Grozdanovic Z, Nakos G, Mayer B, Gossrau R
Department of Anatomy, Free University of Berlin, Germany.
Folia Histochem Cytobiol. 1995;33(1):11-8.
Results obtained with the conventional nitro blue tetrazolium salt method for the visualization of the NADPH-diaphorase (NADPH-d) activity of nitric oxide synthase (NOS) are not specific for this particular enzyme, since this activity represents only a fraction of the total cellular NADPH-d pool. Therefore, the standard NADPH-d procedure was modified by performing the incubation in the presence of formaldehyde. Parallel application of the modified NADPH-d staining technique and the indirect immunofluorescence using an antibody against the neuronal isoenzyme (nNOS) on rat, mouse and guinea-pig tissues showed a correlation between histochemical and immunocytochemical staining. It can thus be concluded that the modified NADPH-d procedure allows for a more specific detection of the histochemical nNOS activity than the conventional method.

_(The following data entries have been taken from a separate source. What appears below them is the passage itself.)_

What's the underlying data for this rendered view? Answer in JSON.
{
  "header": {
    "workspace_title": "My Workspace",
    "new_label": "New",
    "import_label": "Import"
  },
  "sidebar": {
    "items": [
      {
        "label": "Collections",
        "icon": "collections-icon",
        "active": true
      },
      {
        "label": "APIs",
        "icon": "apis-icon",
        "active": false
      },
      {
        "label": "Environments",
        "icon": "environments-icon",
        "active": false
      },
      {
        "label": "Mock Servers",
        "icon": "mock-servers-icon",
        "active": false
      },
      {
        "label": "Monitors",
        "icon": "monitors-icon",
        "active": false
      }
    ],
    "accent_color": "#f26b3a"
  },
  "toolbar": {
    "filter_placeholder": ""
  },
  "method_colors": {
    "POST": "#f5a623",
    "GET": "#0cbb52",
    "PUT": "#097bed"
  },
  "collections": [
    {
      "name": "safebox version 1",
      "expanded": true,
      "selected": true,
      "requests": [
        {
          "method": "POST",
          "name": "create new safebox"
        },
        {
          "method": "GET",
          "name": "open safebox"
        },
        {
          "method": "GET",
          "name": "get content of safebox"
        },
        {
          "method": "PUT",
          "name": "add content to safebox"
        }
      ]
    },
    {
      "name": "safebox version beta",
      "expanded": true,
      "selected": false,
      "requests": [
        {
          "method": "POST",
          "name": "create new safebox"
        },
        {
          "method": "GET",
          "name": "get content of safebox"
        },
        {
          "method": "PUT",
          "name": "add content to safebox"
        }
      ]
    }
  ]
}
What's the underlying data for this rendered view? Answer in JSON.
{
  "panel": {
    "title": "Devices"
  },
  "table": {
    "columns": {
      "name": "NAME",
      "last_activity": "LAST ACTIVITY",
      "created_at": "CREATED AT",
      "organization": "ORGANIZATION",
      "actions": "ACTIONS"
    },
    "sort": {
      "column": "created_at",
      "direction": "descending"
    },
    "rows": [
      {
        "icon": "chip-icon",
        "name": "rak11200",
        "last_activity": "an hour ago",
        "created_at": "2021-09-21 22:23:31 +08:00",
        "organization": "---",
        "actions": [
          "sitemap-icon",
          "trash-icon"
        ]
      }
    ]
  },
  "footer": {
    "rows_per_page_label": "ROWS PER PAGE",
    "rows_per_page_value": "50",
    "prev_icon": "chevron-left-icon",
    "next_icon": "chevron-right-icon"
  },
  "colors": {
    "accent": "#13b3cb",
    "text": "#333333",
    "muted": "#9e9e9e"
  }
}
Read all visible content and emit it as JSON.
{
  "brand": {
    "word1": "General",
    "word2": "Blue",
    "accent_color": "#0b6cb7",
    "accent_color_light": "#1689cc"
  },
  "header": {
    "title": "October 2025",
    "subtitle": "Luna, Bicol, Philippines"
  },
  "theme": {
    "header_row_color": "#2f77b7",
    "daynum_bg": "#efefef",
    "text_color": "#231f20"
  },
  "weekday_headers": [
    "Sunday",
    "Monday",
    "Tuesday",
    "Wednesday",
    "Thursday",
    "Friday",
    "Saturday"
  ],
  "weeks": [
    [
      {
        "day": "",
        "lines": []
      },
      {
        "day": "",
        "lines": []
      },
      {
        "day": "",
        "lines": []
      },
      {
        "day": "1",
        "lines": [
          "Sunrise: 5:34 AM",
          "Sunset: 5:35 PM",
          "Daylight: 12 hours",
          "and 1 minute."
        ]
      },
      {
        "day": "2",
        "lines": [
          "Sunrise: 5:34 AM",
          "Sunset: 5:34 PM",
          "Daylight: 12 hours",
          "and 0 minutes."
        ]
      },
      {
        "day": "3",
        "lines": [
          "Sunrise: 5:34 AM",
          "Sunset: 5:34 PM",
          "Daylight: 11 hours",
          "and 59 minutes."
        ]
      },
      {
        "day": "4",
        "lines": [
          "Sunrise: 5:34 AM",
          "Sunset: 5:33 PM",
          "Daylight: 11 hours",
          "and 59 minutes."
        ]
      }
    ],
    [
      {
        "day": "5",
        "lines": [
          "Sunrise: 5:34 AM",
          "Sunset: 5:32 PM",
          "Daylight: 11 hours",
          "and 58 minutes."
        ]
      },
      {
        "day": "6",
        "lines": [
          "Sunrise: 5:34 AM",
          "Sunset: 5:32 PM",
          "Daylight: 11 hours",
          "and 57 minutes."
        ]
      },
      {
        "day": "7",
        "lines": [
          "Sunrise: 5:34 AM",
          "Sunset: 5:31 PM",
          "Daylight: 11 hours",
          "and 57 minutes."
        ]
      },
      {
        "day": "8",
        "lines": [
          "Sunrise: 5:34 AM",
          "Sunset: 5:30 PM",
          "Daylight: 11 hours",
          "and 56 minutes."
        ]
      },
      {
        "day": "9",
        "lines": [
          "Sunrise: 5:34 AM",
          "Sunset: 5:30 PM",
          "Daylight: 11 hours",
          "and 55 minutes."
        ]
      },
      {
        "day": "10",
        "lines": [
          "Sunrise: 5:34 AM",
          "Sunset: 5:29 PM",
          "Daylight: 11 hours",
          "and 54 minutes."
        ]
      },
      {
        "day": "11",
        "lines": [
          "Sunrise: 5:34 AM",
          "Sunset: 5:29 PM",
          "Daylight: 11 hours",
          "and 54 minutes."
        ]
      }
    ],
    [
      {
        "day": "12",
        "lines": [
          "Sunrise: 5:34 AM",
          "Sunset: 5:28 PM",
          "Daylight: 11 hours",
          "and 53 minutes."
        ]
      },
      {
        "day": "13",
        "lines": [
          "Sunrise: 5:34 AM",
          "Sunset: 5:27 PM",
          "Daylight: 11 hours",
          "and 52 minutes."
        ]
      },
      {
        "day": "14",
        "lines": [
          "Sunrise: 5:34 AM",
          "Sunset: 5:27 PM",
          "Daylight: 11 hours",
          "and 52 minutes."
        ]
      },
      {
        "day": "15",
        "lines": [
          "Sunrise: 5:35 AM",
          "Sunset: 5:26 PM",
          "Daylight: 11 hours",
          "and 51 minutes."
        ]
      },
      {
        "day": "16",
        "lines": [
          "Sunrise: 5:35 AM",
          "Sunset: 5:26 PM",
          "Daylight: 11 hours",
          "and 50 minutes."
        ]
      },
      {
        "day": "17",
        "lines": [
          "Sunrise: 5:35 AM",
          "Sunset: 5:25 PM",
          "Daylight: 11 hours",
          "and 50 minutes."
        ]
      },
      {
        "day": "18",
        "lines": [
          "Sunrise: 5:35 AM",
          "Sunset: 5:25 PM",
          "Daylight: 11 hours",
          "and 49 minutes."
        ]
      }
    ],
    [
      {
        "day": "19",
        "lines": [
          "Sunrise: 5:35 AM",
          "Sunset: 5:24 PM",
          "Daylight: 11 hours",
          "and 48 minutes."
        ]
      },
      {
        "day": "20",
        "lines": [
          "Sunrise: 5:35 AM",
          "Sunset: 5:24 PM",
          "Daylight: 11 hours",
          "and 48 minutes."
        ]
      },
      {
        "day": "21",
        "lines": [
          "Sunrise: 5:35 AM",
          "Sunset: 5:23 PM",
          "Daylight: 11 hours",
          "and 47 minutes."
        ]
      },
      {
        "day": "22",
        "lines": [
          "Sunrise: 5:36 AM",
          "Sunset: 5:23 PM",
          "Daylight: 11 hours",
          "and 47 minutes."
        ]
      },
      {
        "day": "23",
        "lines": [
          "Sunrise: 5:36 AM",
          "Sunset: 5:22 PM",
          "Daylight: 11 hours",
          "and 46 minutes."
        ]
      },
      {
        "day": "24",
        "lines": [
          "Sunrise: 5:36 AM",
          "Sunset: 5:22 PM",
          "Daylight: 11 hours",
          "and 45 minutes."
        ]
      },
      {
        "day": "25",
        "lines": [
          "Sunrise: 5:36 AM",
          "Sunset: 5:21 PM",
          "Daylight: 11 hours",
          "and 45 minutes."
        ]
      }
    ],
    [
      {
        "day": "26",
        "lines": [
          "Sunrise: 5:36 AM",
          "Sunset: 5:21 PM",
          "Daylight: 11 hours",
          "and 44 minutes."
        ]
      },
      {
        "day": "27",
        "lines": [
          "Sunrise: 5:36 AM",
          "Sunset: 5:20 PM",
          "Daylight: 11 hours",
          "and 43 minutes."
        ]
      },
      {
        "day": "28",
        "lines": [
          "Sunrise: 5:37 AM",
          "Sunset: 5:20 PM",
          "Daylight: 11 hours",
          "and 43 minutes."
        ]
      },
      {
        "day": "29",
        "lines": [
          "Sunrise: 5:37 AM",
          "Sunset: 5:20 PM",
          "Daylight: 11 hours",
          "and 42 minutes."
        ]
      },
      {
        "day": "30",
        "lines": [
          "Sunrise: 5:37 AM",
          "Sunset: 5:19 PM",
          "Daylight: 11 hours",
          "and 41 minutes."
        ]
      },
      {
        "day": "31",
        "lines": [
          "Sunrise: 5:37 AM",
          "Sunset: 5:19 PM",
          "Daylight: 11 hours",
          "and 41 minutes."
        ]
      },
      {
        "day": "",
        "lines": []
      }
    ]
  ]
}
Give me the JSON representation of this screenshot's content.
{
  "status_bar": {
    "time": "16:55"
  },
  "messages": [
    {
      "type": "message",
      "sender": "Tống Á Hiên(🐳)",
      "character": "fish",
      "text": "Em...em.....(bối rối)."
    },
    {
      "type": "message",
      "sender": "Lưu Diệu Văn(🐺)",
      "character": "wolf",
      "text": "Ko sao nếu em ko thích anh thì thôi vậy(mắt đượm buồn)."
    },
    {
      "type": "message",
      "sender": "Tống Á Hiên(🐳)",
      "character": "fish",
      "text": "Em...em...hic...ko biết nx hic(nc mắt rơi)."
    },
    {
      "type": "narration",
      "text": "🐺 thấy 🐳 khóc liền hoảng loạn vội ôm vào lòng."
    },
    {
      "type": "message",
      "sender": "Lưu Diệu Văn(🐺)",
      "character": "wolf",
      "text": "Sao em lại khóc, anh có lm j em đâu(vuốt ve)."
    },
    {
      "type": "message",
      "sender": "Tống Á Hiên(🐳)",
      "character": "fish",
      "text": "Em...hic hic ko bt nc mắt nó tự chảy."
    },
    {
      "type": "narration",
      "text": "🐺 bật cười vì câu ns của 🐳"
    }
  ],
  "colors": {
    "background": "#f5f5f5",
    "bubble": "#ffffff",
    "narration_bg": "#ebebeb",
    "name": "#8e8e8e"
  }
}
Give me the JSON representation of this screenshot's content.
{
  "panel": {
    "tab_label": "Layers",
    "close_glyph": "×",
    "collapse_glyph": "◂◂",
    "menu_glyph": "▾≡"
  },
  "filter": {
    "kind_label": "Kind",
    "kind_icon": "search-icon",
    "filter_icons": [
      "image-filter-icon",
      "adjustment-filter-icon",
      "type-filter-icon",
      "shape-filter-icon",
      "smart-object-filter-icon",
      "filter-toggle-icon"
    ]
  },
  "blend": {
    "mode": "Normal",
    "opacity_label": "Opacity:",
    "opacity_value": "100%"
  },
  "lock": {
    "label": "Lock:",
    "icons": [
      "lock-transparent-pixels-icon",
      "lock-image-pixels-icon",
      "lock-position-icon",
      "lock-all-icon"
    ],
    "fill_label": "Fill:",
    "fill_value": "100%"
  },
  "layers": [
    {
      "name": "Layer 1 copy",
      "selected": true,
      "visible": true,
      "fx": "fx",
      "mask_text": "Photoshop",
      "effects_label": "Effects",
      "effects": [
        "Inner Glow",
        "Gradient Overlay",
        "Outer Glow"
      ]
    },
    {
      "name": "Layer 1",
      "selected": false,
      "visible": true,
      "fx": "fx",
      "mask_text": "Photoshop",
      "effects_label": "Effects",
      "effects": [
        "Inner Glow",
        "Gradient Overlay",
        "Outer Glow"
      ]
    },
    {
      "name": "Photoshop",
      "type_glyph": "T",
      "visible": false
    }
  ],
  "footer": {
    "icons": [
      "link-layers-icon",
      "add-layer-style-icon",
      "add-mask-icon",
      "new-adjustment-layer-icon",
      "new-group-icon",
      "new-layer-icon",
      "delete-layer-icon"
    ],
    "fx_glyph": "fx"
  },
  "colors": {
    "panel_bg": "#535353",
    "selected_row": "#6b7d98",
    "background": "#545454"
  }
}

用传统的硝基蓝四氮唑盐法来显示一氧化氮合酶(NOS)的NADPH-黄递酶(NADPH-d)活性所获得的结果,对于这种特定的酶来说并不具有特异性,因为这种活性仅占细胞总NADPH-d库的一小部分。因此,通过在甲醛存在的情况下进行孵育,对标准的NADPH-d程序进行了修改。在大鼠、小鼠和豚鼠组织上,将改良的NADPH-d染色技术与使用抗神经元同工酶(nNOS)抗体的间接免疫荧光法并行应用,结果显示组织化学染色和免疫细胞化学染色之间存在相关性。因此可以得出结论,与传统方法相比,改良的NADPH-d程序能够更特异性地检测组织化学nNOS活性。